Ryan Thompson, who also lost his mother, said he likes to celebrate other mothers.
“I often celebrate women who are mothers and I’m close to,” Thompson said.
“I used to write a letter to her every year, burn it, and pray,” Raven Payour-Sanchez said.
“I make it a point to visit her gravesite before I do anything else on Mother’s Day,” Sly Rogue said.
Despite having a strained relationship with her mother, Erika Cobio said she looks forward to celebrating with her own children.
“I haven’t had a relationship with my mother for years, but I celebrate myself as a mother,” Cobio said.
These responses show that Mother’s Day can still be celebrated, whether or not your mother is physically present.

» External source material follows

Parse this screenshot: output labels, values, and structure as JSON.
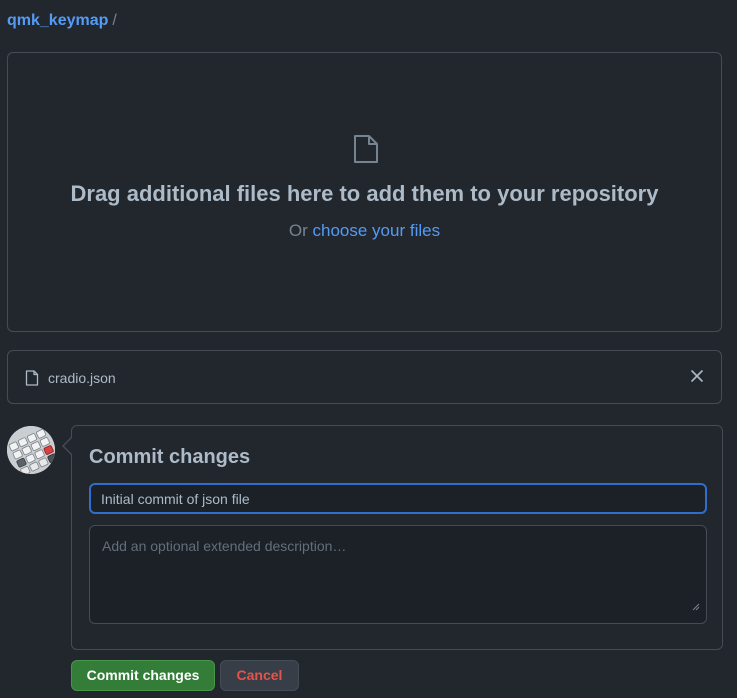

Here’s a list of ideas on how you can continue to celebrate Mother’s Day without your mother:
- Gather with siblings or other family members and cook your mother’s favorite meal, or go out to eat at her favorite restaurant.
- Celebrate Mother’s Day with someone who is like a mother figure to you, such as a grandmother, mother-in-law, or a close friend’s mother.
- Write a letter of appreciation to your mother, read it aloud, and take a moment of silence to honor her life.
- If you’re comfortable, visit your mother’s gravesite and tell her about your life and accomplishments.
- Host a candlelight vigil or gathering with family and friends in her honor.